07:47 AM EST, 02/13/2025 (MT Newswires) -- A shift in Bank of Canada communication and improved data reduced RBC's confidence in a 25bps cut at the BoC meeting on March 12.
It is a "tricky" call, especially ahead of some key data points and looming United States trade tariff threats, but the bank thinks a hold with a "low-medium" conviction of 65) is the most likely outcome. Two and arguably three straight strong jobs reports, three straight solid month-over-month core inflation prints and Q4 gross domestic product tracking just under 2% are supportive of a wait-and-see approach from the BoC near-term.
This is especially the case after bringing the policy rate into the BoC's estimated neutral range, noted RBC. Importantly, the BoC communication has shifted, reflecting a more optimistic tone on growth, removing language suggesting further rate cuts in the January statement, and the January Monetary Policy Report reducing the starting point for excess supply along with bringing forward the timing -- Q1 versus H2 previously -- for the output gap shrinking.

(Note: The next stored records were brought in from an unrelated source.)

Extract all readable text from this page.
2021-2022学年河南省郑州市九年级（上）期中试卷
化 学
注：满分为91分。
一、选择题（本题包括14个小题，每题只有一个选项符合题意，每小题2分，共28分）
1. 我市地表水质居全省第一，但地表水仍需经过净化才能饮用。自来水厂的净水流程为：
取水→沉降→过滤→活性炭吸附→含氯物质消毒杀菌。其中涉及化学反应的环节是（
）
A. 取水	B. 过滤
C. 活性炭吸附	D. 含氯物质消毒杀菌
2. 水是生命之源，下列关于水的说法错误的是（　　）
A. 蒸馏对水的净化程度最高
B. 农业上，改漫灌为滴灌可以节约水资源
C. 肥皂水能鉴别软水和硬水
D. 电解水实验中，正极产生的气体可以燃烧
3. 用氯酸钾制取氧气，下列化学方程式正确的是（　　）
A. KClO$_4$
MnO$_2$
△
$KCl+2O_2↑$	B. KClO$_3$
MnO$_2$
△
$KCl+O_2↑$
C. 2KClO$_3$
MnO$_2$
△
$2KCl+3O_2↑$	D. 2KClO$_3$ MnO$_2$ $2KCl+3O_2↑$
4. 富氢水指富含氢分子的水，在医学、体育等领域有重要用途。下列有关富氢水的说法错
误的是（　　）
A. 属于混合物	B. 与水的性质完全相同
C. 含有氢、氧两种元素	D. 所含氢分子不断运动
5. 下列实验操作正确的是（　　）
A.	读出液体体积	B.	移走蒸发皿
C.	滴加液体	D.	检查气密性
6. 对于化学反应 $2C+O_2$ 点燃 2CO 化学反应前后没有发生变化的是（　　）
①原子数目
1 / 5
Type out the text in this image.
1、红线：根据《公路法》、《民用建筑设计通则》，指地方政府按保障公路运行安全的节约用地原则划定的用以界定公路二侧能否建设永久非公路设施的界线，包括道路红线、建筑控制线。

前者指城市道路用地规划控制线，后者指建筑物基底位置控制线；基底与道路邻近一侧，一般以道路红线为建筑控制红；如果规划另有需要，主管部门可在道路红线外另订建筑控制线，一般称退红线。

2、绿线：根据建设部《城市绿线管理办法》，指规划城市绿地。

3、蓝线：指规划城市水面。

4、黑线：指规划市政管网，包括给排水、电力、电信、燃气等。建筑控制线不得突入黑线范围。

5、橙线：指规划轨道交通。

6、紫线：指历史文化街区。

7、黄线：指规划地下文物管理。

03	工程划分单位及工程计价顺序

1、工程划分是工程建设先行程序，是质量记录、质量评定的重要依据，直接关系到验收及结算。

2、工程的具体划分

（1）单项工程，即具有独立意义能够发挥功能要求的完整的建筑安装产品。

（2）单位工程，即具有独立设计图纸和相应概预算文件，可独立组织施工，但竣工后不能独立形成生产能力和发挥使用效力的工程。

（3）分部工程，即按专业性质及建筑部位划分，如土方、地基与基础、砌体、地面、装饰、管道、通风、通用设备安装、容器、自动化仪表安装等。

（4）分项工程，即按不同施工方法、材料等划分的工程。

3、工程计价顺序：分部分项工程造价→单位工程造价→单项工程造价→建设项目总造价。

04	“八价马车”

There is still important data between now and the March 12 meeting, such as CPI next Tuesday, GDP on Feb. 28, the Labour Force Survey (LFS) on March 7, that could influence RBC's call. GDP and inflation will be the most important with the LFS taking a backseat after multiple months of strength, particularly in full-time hiring.
With the qualification that the magnitude of surprises matters, softness across most of those reports may be needed for the BoC to deliver a cut based on fundamental reasons.
If the BoC moves to the sidelines in March, the onus will be on the data to soften -- and undershoot the forecast -- to resume the cutting cycle. The bank thinks this eventually occurs as the green shoots of sustained above-trend growth recovery are probably unsustainable (immigration, mortgage resets, tariff-threat induced hit to sentiment, and stabilizing residential investment) -- RBC's 2025 GDP forecast is 1.3% versus the BoC at 1.8%.
Coupled with the unemployment rate moving back to the highs and inflation risks to the downside over a medium-term horizon, this should be enough to tilt the balance back to cuts. The timing is uncertain, but for now, the bank has cuts resuming in April and terminal reaching 2.25% (2% previously) but the risks are to later instead of sooner.
If Q4 growth is confirmed around the BoC's forecast of 1.8% and Q1 shows preliminary signs (January nowcast) of being at, or above trend, RBC's conviction in a March hold would increase. There are downside risks to Q1, particularly a potential drag in February/March from depressed business sentiment from the uncertainty surrounding tariff risks, while consumption will be impacted by sentiment, the GST holiday and C$200 cheques distributed in Ontario.
The bank sees the output gap as particularly difficult to track in 2025, with potential GDP growth closely aligned with the uncertain magnitude of the immigration slowdown.